Dalam utas Twitter-nya, Morris menjelaskan bahwa, sementara pemirsa menilai tanggapan yang ditulis bersama oleh AI “secara signifikan lebih tinggi” daripada jawaban yang hanya dibuat oleh manusia, mereka memutuskan untuk segera menarik program tersebut, dengan menyatakan bahwa begitu orang mengetahui asal-usul buatan pesan tersebut, ” itu tidak berhasil.”

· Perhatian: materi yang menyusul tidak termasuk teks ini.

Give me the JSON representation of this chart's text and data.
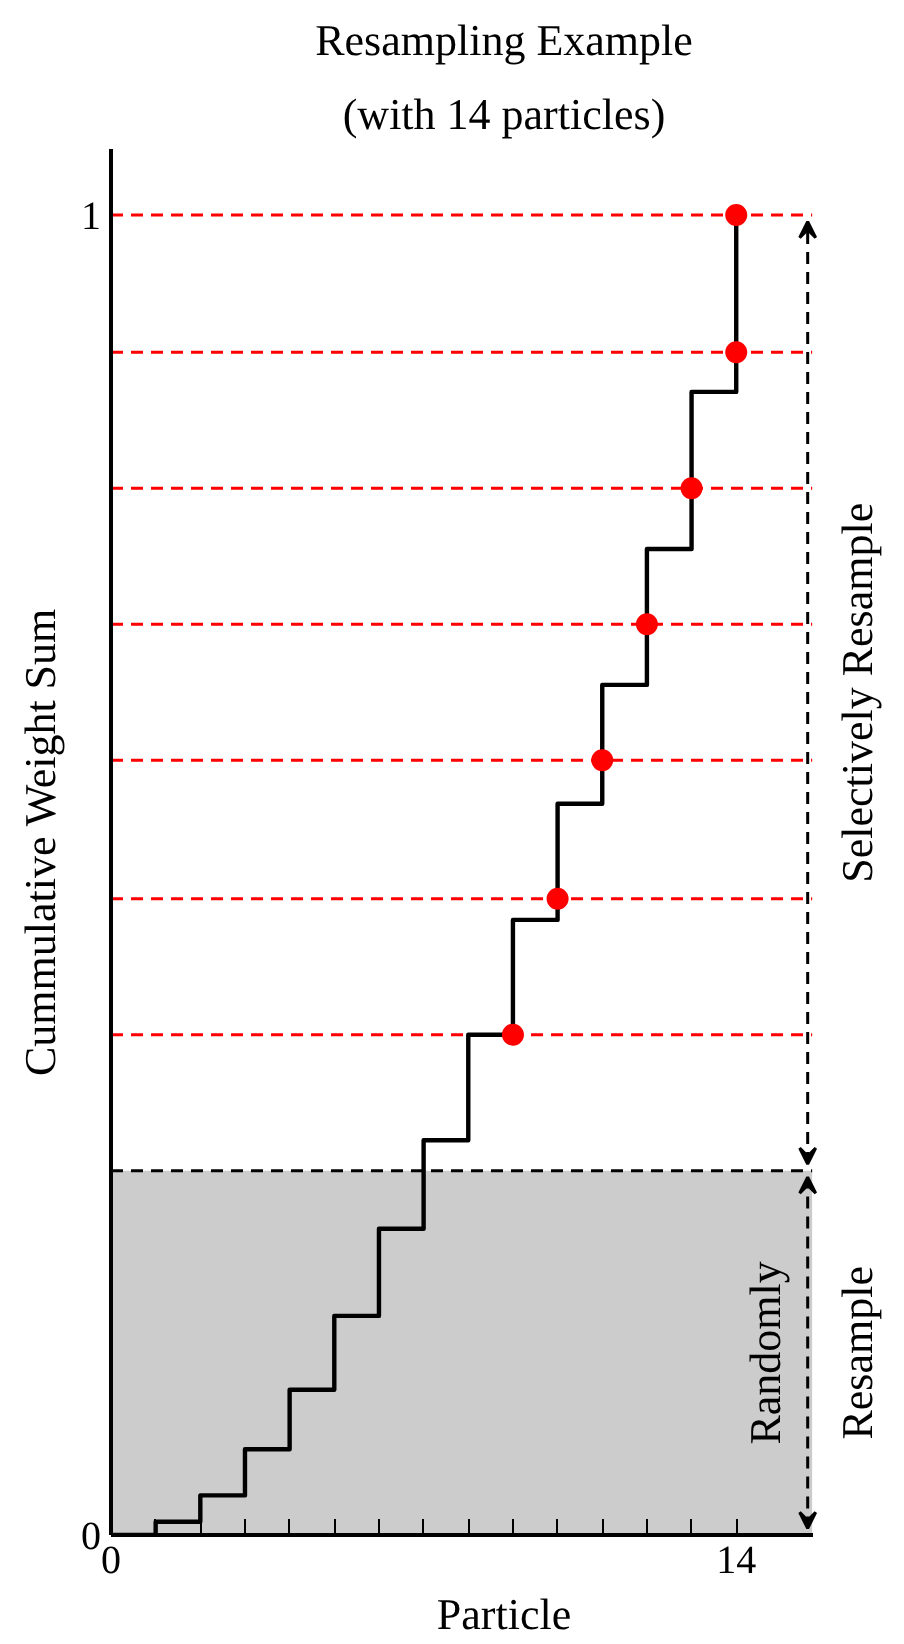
{
  "chart_data": {
    "type": "step",
    "title": "Resampling Example",
    "subtitle": "(with 14 particles)",
    "xlabel": "Particle",
    "ylabel": "Cummulative Weight Sum",
    "xlim": [
      0,
      15.7
    ],
    "ylim": [
      0,
      1.05
    ],
    "xticks": [
      0,
      {
        "value": 1,
        "label": null
      },
      {
        "value": 2,
        "label": null
      },
      {
        "value": 3,
        "label": null
      },
      {
        "value": 4,
        "label": null
      },
      {
        "value": 5,
        "label": null
      },
      {
        "value": 6,
        "label": null
      },
      {
        "value": 7,
        "label": null
      },
      {
        "value": 8,
        "label": null
      },
      {
        "value": 9,
        "label": null
      },
      {
        "value": 10,
        "label": null
      },
      {
        "value": 11,
        "label": null
      },
      {
        "value": 12,
        "label": null
      },
      {
        "value": 13,
        "label": null
      },
      14
    ],
    "yticks": [
      0,
      1
    ],
    "series": [
      {
        "x": [
          0,
          1,
          2,
          3,
          4,
          5,
          6,
          7,
          8,
          9,
          10,
          11,
          12,
          13,
          14
        ],
        "color": "#000000",
        "values": [
          0,
          0.01,
          0.03,
          0.065,
          0.11,
          0.166,
          0.232,
          0.299,
          0.379,
          0.466,
          0.554,
          0.644,
          0.747,
          0.866,
          1.0
        ]
      },
      {
        "type": "scatter",
        "color": "#ff0000",
        "marker": "circle",
        "x": [
          9,
          10,
          11,
          12,
          13,
          14,
          14
        ],
        "values": [
          0.379,
          0.482,
          0.587,
          0.69,
          0.793,
          0.896,
          1.0
        ]
      }
    ],
    "ref_lines": [
      {
        "axis": "y",
        "value": 0.276,
        "color": "#000000",
        "line_style": "dashed"
      },
      {
        "axis": "y",
        "value": 0.379,
        "color": "#ff0000",
        "line_style": "dashed"
      },
      {
        "axis": "y",
        "value": 0.482,
        "color": "#ff0000",
        "line_style": "dashed"
      },
      {
        "axis": "y",
        "value": 0.587,
        "color": "#ff0000",
        "line_style": "dashed"
      },
      {
        "axis": "y",
        "value": 0.69,
        "color": "#ff0000",
        "line_style": "dashed"
      },
      {
        "axis": "y",
        "value": 0.793,
        "color": "#ff0000",
        "line_style": "dashed"
      },
      {
        "axis": "y",
        "value": 0.896,
        "color": "#ff0000",
        "line_style": "dashed"
      },
      {
        "axis": "y",
        "value": 1.0,
        "color": "#ff0000",
        "line_style": "dashed"
      }
    ],
    "bands": [
      {
        "axis": "y",
        "from": 0,
        "to": 0.276,
        "color": "#cccccc"
      }
    ],
    "annotations": [
      "Randomly Resample",
      "Selectively Resample"
    ],
    "grid": false
  }
}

“Simulasi empati terasa aneh, hampa,” tulis Morris. Tetap saja, dia menyatakan optimisme pada peran potensial AI dalam perawatan kesehatan mental, mengutip proyek sebelumnya seperti Woebot, yang mengingatkan pengguna sejak awal bahwa mereka akan berkomunikasi dengan chatbot.

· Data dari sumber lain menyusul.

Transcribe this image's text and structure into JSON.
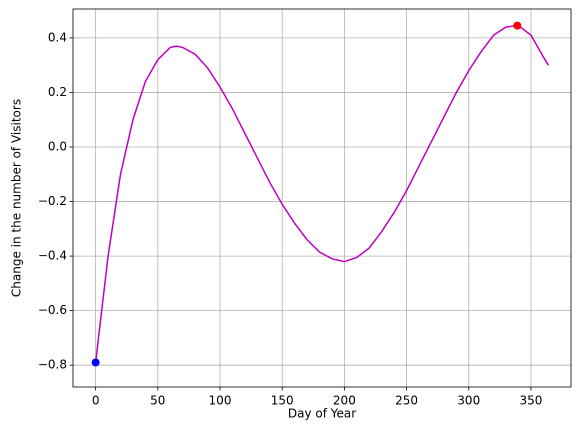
{
  "chart_data": {
    "type": "line",
    "xlabel": "Day of Year",
    "ylabel": "Change in the number of Visitors",
    "xlim": [
      -18.2,
      382.2
    ],
    "ylim": [
      -0.88,
      0.506
    ],
    "xticks": [
      0,
      50,
      100,
      150,
      200,
      250,
      300,
      350
    ],
    "yticks": [
      {
        "value": -0.8,
        "label": "−0.8"
      },
      {
        "value": -0.6,
        "label": "−0.6"
      },
      {
        "value": -0.4,
        "label": "−0.4"
      },
      {
        "value": -0.2,
        "label": "−0.2"
      },
      {
        "value": 0,
        "label": "0.0"
      },
      0.2,
      0.4
    ],
    "grid": true,
    "series": [
      {
        "color": "#bf00bf",
        "x": [
          0,
          10,
          20,
          30,
          40,
          50,
          60,
          65,
          70,
          80,
          90,
          100,
          110,
          120,
          130,
          140,
          150,
          160,
          170,
          180,
          190,
          200,
          210,
          220,
          230,
          240,
          250,
          260,
          270,
          280,
          290,
          300,
          310,
          320,
          330,
          340,
          350,
          360,
          364
        ],
        "values": [
          -0.79,
          -0.4,
          -0.1,
          0.1,
          0.24,
          0.32,
          0.365,
          0.37,
          0.365,
          0.34,
          0.29,
          0.22,
          0.14,
          0.05,
          -0.04,
          -0.13,
          -0.21,
          -0.28,
          -0.34,
          -0.385,
          -0.41,
          -0.42,
          -0.405,
          -0.37,
          -0.31,
          -0.24,
          -0.16,
          -0.07,
          0.02,
          0.11,
          0.2,
          0.28,
          0.35,
          0.41,
          0.44,
          0.445,
          0.41,
          0.33,
          0.3
        ]
      }
    ],
    "markers": [
      {
        "x": 0,
        "y": -0.79,
        "color": "#0000ff"
      },
      {
        "x": 339,
        "y": 0.445,
        "color": "#ff0000"
      }
    ]
  }
}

[Related: Seattle schools sue social media companies over students’ worsening mental health.]
Kejatuhan berikutnya dari deskripsi Morris tentang upaya Koko memicu reaksi online yang hampir seketika, menyebabkan Morris mengeluarkan banyak klarifikasi mengenai “kesalahpahaman” seputar eksperimen tersebut. “Kami tidak memasangkan orang untuk mengobrol dengan GPT-3, tanpa sepengetahuan mereka. (kalau dipikir-pikir, saya bisa mengatakan tweet pertama saya untuk mencerminkan ini dengan lebih baik),” dia tulis Sabtu lalumenambahkan bahwa fitur tersebut adalah “keikutsertaan” saat tersedia.

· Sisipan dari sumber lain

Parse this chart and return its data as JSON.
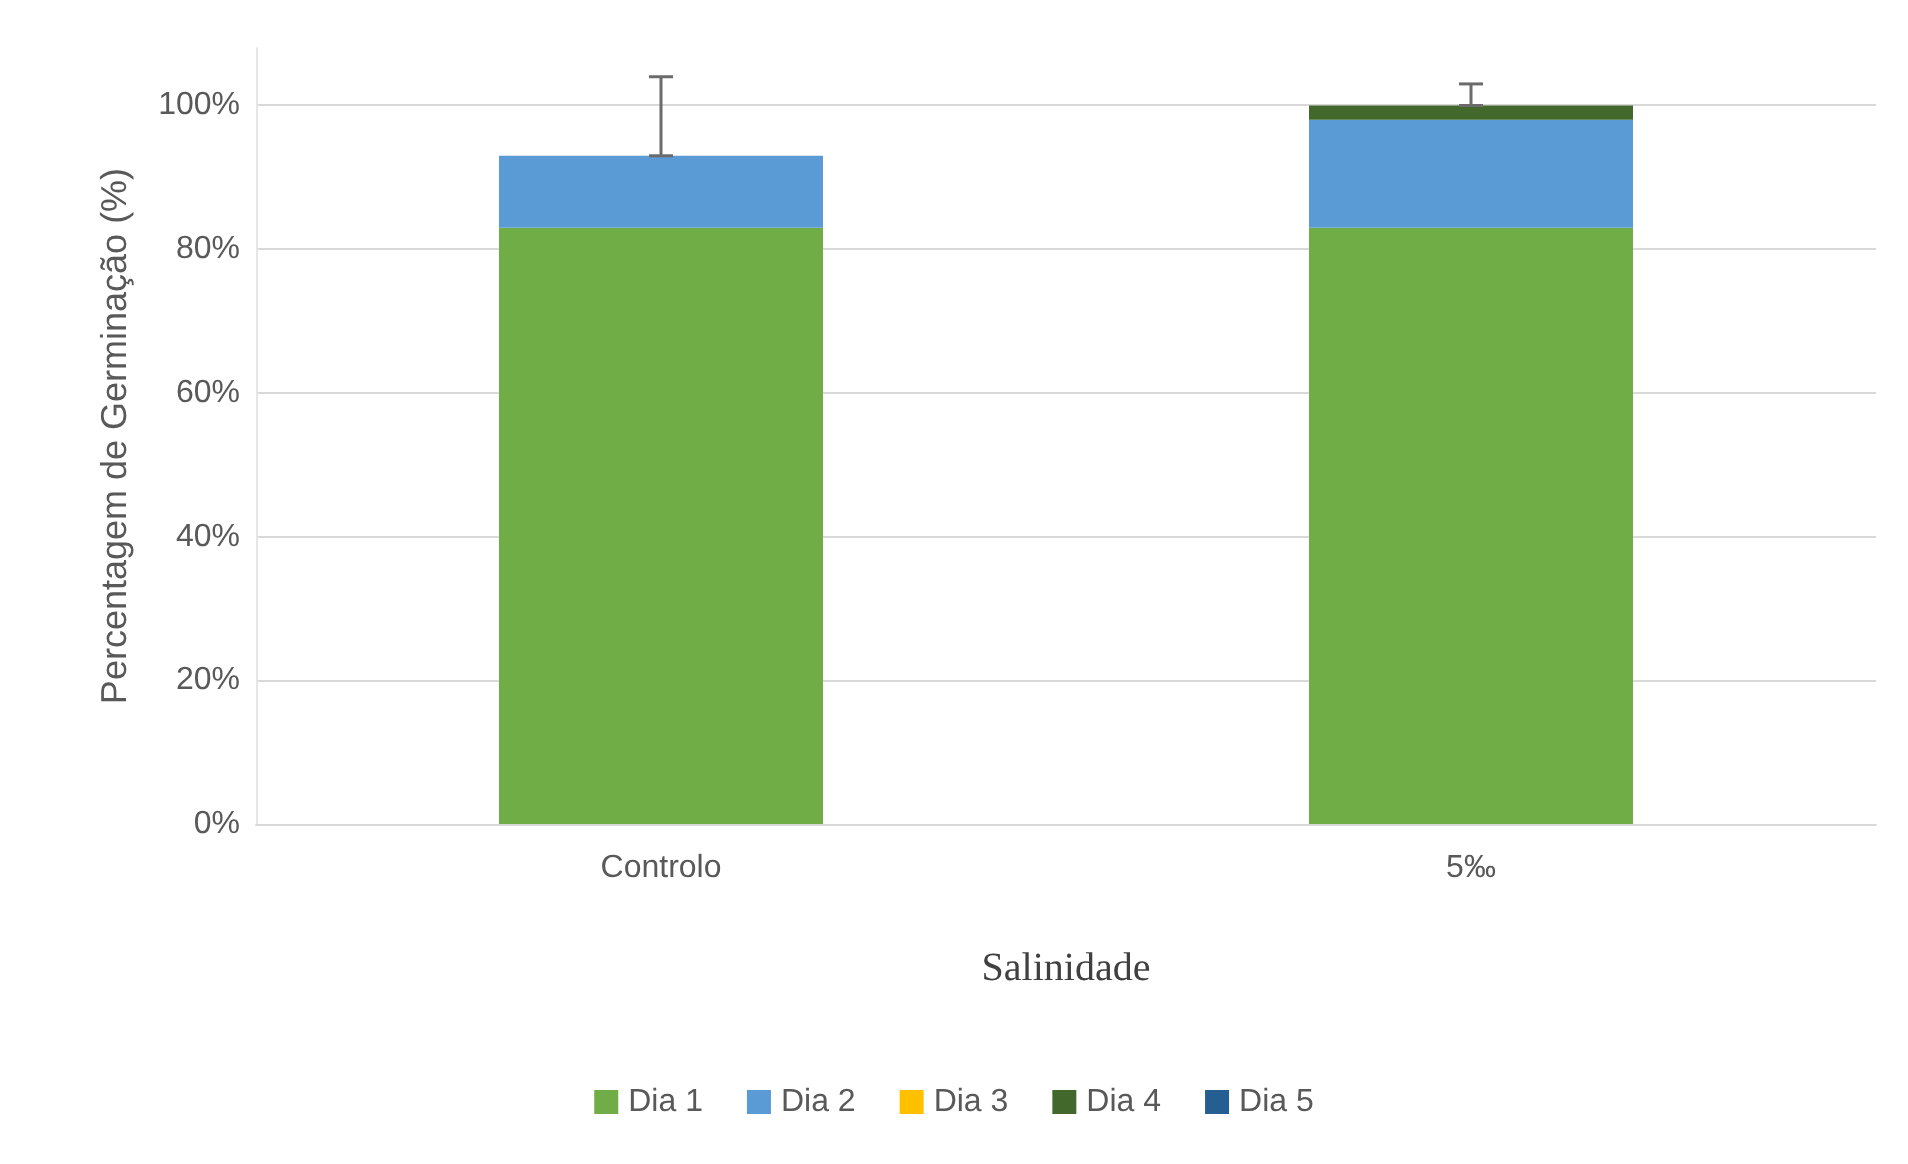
{
  "chart_data": {
    "type": "bar",
    "stacked": true,
    "xlabel": "Salinidade",
    "ylabel": "Percentagem de Germinação (%)",
    "categories": [
      "Controlo",
      "5‰"
    ],
    "series": [
      {
        "name": "Dia 1",
        "color": "#70ad47",
        "values": [
          83,
          83
        ]
      },
      {
        "name": "Dia 2",
        "color": "#5b9bd5",
        "values": [
          10,
          15
        ]
      },
      {
        "name": "Dia 3",
        "color": "#ffc000",
        "values": [
          0,
          0
        ]
      },
      {
        "name": "Dia 4",
        "color": "#43682b",
        "values": [
          0,
          2
        ]
      },
      {
        "name": "Dia 5",
        "color": "#255e91",
        "values": [
          0,
          0
        ],
        "errors": [
          [
            93,
            104
          ],
          [
            100,
            103
          ]
        ]
      }
    ],
    "ylim": [
      0,
      108
    ],
    "yticks": [
      {
        "value": 0,
        "label": "0%"
      },
      {
        "value": 20,
        "label": "20%"
      },
      {
        "value": 40,
        "label": "40%"
      },
      {
        "value": 60,
        "label": "60%"
      },
      {
        "value": 80,
        "label": "80%"
      },
      {
        "value": 100,
        "label": "100%"
      }
    ],
    "grid": "y",
    "legend": "bottom"
  }
}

“Jelas bahwa pembuatan konten AI tidak akan hilang, tetapi sekarang ini bergerak sangat cepat sehingga orang tidak berpikir kritis tentang cara terbaik untuk menggunakannya,” Caitlin Seeley, direktur kampanye untuk kelompok advokasi hak digital, Fight for Masa Depan, tulis PopSci dalam email. “Transparansi harus menjadi bagian dari penggunaan AI—orang harus tahu apakah yang mereka baca atau lihat dibuat oleh manusia atau komputer, dan kita harus memiliki lebih banyak wawasan tentang bagaimana program AI dilatih.”
[Related: Apple introduces AI audiobook narrators, but the literary world is not too pleased.]
Seeley menambahkan bahwa layanan seperti Koko perlu “bijaksana” tentang layanan yang ingin mereka berikan, serta tetap kritis tentang peran AI dalam layanan tersebut. “Masih banyak pertanyaan tentang bagaimana AI dapat digunakan secara etis, tetapi perusahaan mana pun yang mempertimbangkannya harus mengajukan pertanyaan ini sebelum mereka mulai menggunakan AI.”
Morris tampaknya telah mendengar kritik, meskipun masih belum jelas apa yang akan terjadi selanjutnya untuk perusahaan dan rencana masa depan apa pun dengan AI obrolan. “Kami berbagi minat untuk memastikan bahwa setiap penggunaan AI ditangani dengan hati-hati, dengan perhatian mendalam terhadap privasi, transparansi, dan mitigasi risiko,” tulis Morris di blog Koko pada akhir pekan, menambahkan bahwa dewan penasehat klinis perusahaan bertemu untuk membahas pedoman untuk eksperimen di masa mendatang, “khususnya mengenai persetujuan IRB.”